The requirements to ignite a campaign are surprisingly lax. To file a proposal, a shareholder must own more that $2,000 in stock, or even a simple 1 percent of the company—a small deposit for a potentially large return. Once proposals are made, larger shareholders often jump on board to add pressure. Flanagan also added that a rise in major activist advisory groups supporting shareholder activist agendas has also given these smaller stakeholders a step up.
In 2014 alone, activists acquired a fifth of all cash flows into hedge funds through 344 different campaigns. Many of these campaigns made headlines, including shakeups at Hertz, Walgreens and eBay, due to their ability to ignite major changes within the corporations’ structure. In October, activists even managed to boot the entire board of Darden Restaurants (Olive Garden owner) and split PayPal from its eBay owner (inspiring eBay’s CEO to jump ship).
The weakened economy has made these corporations easy targets for shareholders, due to a few loopholes, the largest being declining stock price, underperformance compared to competitors, and having a very obvious segment of the business that could be sold off or spun off, according to Flanagan.
“We’re seeing a dramatic increase in activism and increase in the number and sophistication of activists.”
In fear of becoming the next activist prey, corporations are scrambling to prepare defense strategies. During the NACD webinar, Ted Dysart, vice chairman at Heidrick & Struggles, an executive recruitment firm, said that transparency is the most important part of an approach.
“It’s key to build transparent relationships between the management and board, as well as shareholders themselves,” Dysart said. “You want to have a dialogue with the people making decisions so you’re not completely taken off guard.”

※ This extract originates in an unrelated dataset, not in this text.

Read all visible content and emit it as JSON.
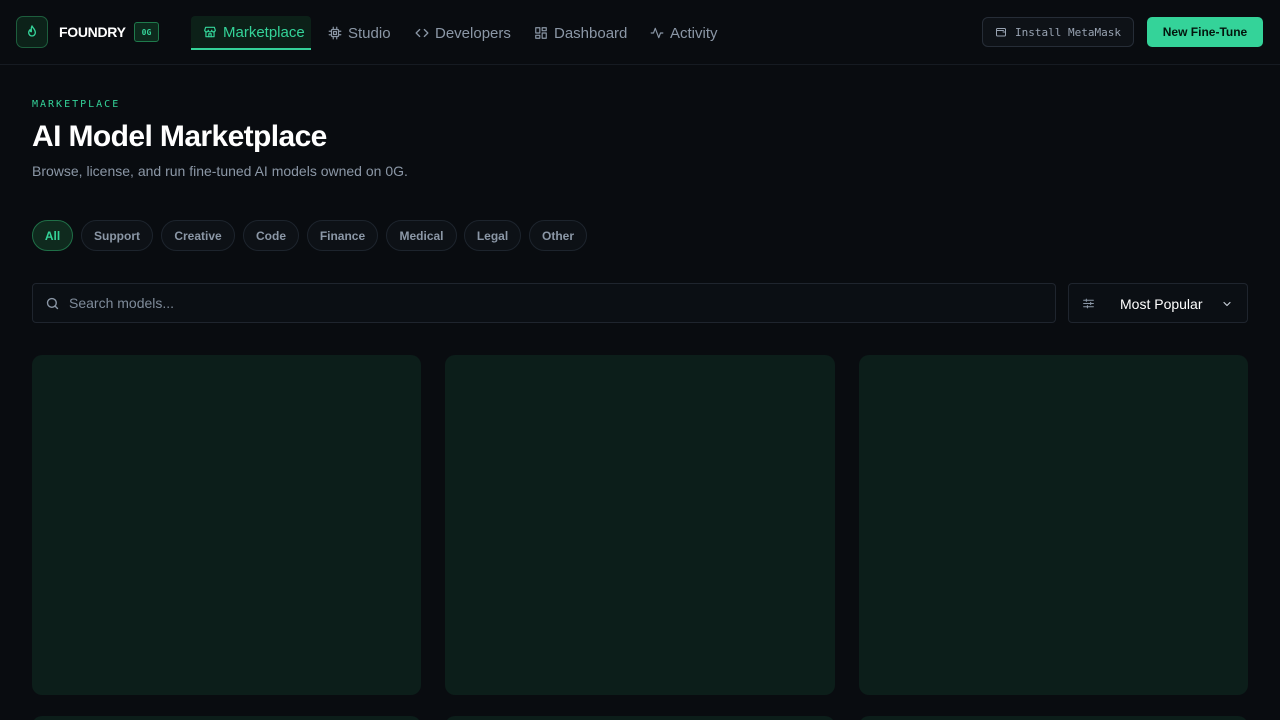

Dysart said that even hiring an analyst to review the company through an activist lens, pointing out potential weak spots, could be a game changer.
“Using an outside-in perspective to evaluate the board and the company’s financial structure is important,” Dysart said. “Sometimes you need another person’s perspective to see the obvious problems.”
But as campaigns, many remain optimistic about their impact on corporations. A 2012 Columbia University study found that activists are mostly good for companies. An analysis of around 2,000 campaigns in the U.S. during 1994-2007 found that both share prices and operating performance of the targeted firms improved over the five years after the intervention.
Despite their financial threats, Dysart didn’t say these campaigns were necessary poisonous.
“When you encounter an activist who is about to step forward, be sure to take time to assess the arguments, be willing to listen,” Dysart said. “It may actually be something you should put time into.”